Voorliggend wetsvoorstel beoogt middels het voorgestelde vierde lid
van artikel 31 VW 2000 te bereiken dat voor het bestuur artikel 4:6,
tweede lid, Awb niet geldt indien er aanwijzingen zijn dat de
uitzetting van de asielzoeker een verboden refoulement zou kunnen
opleveren. Hoewel de initiatiefnemers hieromtrent stellen dat niet aan
dit criterium zal worden voldaan wanneer een herhaalde aanvraag zonder
goede reden is ingediend, zijn de leden van de fractie van de
ChristenUnie van mening dat er voor asielzoekers wel degelijk ruimte
bestaat om `op goed geluk' een herhaalde aanvraag in te dienen die
inhoudelijk volledig gelijk is aan de eerste. Wanneer de situatie in
het land van herkomst plots volledig omslaat, of zich andere
omstandigheden voordoen die tot gevolg hebben dat uitzetting strijdig
moet worden geoordeeld met internationaalrechtelijke verplichtingen,
maakt het immers niet uit dat de asielzoeker zelf geen nieuwe gebleken
feiten of veranderde omstandigheden heeft aangevoerd, gezien het feit
dat het tweede lid van artikel 4:6 Awb buiten toepassing blijft. De
verzekering van initiatiefnemers dat de voorgestelde bepaling nog
steeds een rem bevat op het indienen van dergelijke aanvragen, lijkt
in een dergelijk geval dus niet op te gaan. Graag een reactie van de
initiatiefnemers.
Tot slot vragen de leden van de ChristenUnie-fractie de indieners, in
navolging van de Raad voor de Rechtspraak, waarom gekozen is het woord
`voorzover' op te nemen in het voorgestelde artikel 82a Vw 2000?
Hoewel door de indieners helder uiteen wordt gezet wat de bedoeling is
van de bewuste bepaling: het aan de rechtbank zelf laten om te
beoordelen welke waarde in een concreet geval aan een document of
ander bewijsmiddel toekomt, lijkt het er nu op alsof de rechtbank uit
de afgelegde verklaringen en de overlegde bewijsmiddelen mag
selecteren wat hem geloofwaardig voorkomt en het overige buiten
beschouwing mag laten.

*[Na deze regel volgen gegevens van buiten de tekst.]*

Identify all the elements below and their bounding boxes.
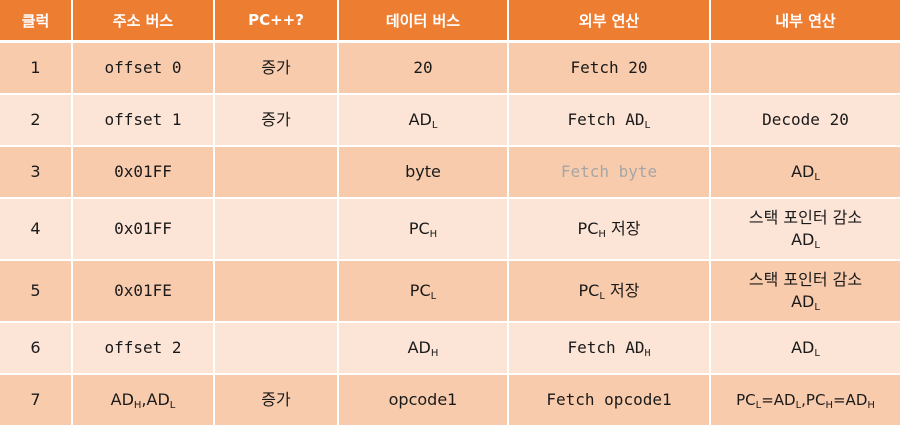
table-row: 5 0x01FE PCL PCL 저장 스택 포인터 감소 ADL xyxy=(0,260,900,323)
data-cell: opcode1 xyxy=(338,374,509,427)
pc-cell: 증가 xyxy=(214,374,339,427)
internal-op-cell: ADL xyxy=(710,322,900,375)
pc-cell: 증가 xyxy=(214,41,339,95)
pc-cell xyxy=(214,260,339,323)
clock-cell: 5 xyxy=(0,260,73,323)
table-row: 6 offset 2 ADH Fetch ADH ADL xyxy=(0,322,900,375)
address-cell: offset 1 xyxy=(72,94,215,147)
pc-cell xyxy=(214,198,339,261)
header-internal-op: 내부 연산 xyxy=(710,0,900,43)
pc-cell: 증가 xyxy=(214,94,339,147)
table-row: 4 0x01FF PCH PCH 저장 스택 포인터 감소 ADL xyxy=(0,198,900,261)
address-cell: 0x01FE xyxy=(72,260,215,323)
external-op-cell: Fetch ADL xyxy=(508,94,711,147)
pc-cell xyxy=(214,322,339,375)
external-op-cell: Fetch opcode1 xyxy=(508,374,711,427)
external-op-cell: Fetch 20 xyxy=(508,41,711,95)
data-cell: PCH xyxy=(338,198,509,261)
data-cell: 20 xyxy=(338,41,509,95)
internal-op-cell xyxy=(710,41,900,95)
data-cell: PCL xyxy=(338,260,509,323)
external-op-cell: Fetch ADH xyxy=(508,322,711,375)
pc-cell xyxy=(214,146,339,199)
clock-cell: 4 xyxy=(0,198,73,261)
external-op-cell: Fetch byte xyxy=(508,146,711,199)
internal-op-cell: 스택 포인터 감소 ADL xyxy=(710,198,900,261)
address-cell: offset 2 xyxy=(72,322,215,375)
address-cell: ADH,ADL xyxy=(72,374,215,427)
address-cell: offset 0 xyxy=(72,41,215,95)
clock-cell: 1 xyxy=(0,41,73,95)
data-cell: ADL xyxy=(338,94,509,147)
internal-op-cell: 스택 포인터 감소 ADL xyxy=(710,260,900,323)
table-row: 2 offset 1 증가 ADL Fetch ADL Decode 20 xyxy=(0,94,900,147)
address-cell: 0x01FF xyxy=(72,146,215,199)
data-cell: ADH xyxy=(338,322,509,375)
header-external-op: 외부 연산 xyxy=(508,0,711,43)
internal-op-cell: Decode 20 xyxy=(710,94,900,147)
internal-op-cell: ADL xyxy=(710,146,900,199)
header-row: 클럭 주소 버스 PC++? 데이터 버스 외부 연산 내부 연산 xyxy=(0,0,900,43)
address-cell: 0x01FF xyxy=(72,198,215,261)
header-clock: 클럭 xyxy=(0,0,73,43)
clock-cell: 3 xyxy=(0,146,73,199)
header-address-bus: 주소 버스 xyxy=(72,0,215,43)
external-op-cell: PCL 저장 xyxy=(508,260,711,323)
table-row: 1 offset 0 증가 20 Fetch 20 xyxy=(0,41,900,95)
internal-op-cell: PCL=ADL,PCH=ADH xyxy=(710,374,900,427)
clock-cell: 7 xyxy=(0,374,73,427)
table-row: 3 0x01FF byte Fetch byte ADL xyxy=(0,146,900,199)
data-cell: byte xyxy=(338,146,509,199)
header-pc-increment: PC++? xyxy=(214,0,339,43)
external-op-cell: PCH 저장 xyxy=(508,198,711,261)
clock-cell: 2 xyxy=(0,94,73,147)
header-data-bus: 데이터 버스 xyxy=(338,0,509,43)
table-row: 7 ADH,ADL 증가 opcode1 Fetch opcode1 PCL=A… xyxy=(0,374,900,427)
clock-cell: 6 xyxy=(0,322,73,375)
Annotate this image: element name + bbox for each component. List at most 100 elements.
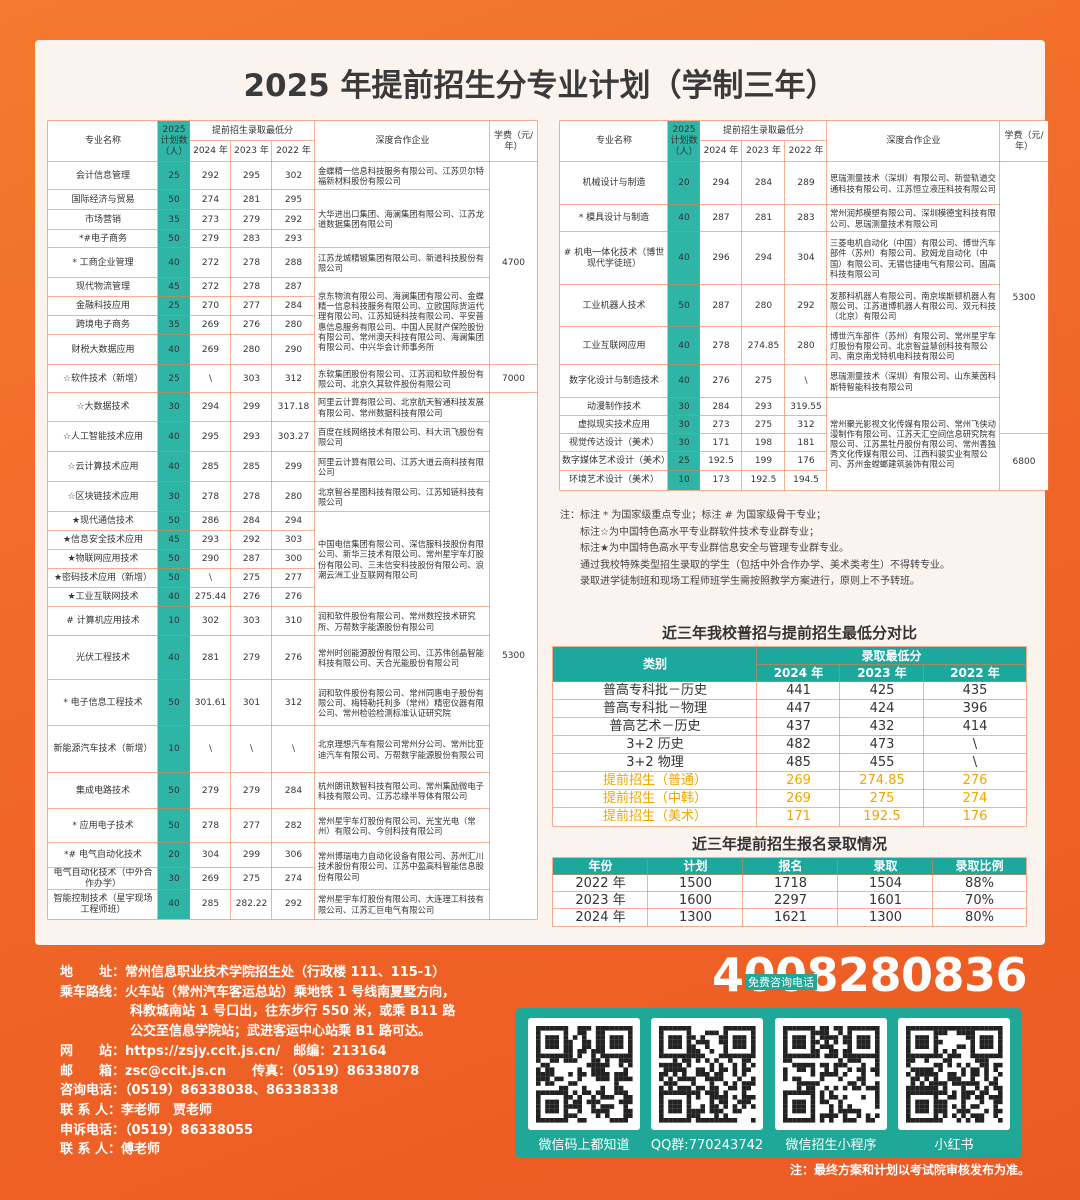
min-score: 435 (924, 682, 1026, 700)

Bovendien wordt geen duidelijkheid verschaft
over wat vol en wat marginaal getoetst zou moeten worden. De leden van
de fractie van de ChristenUnie vragen de initiatiefnemers of het niet
beter zou zijn voor een andere, meer heldere formulering te kiezen?
Mocht men er desondanks voor kiezen bovenstaande woorden te laten
staan, dan wijzen de leden van de ChristenUnie-fractie op de correcte
spellingswijze: het is niet `voorzover', maar `voor zover'.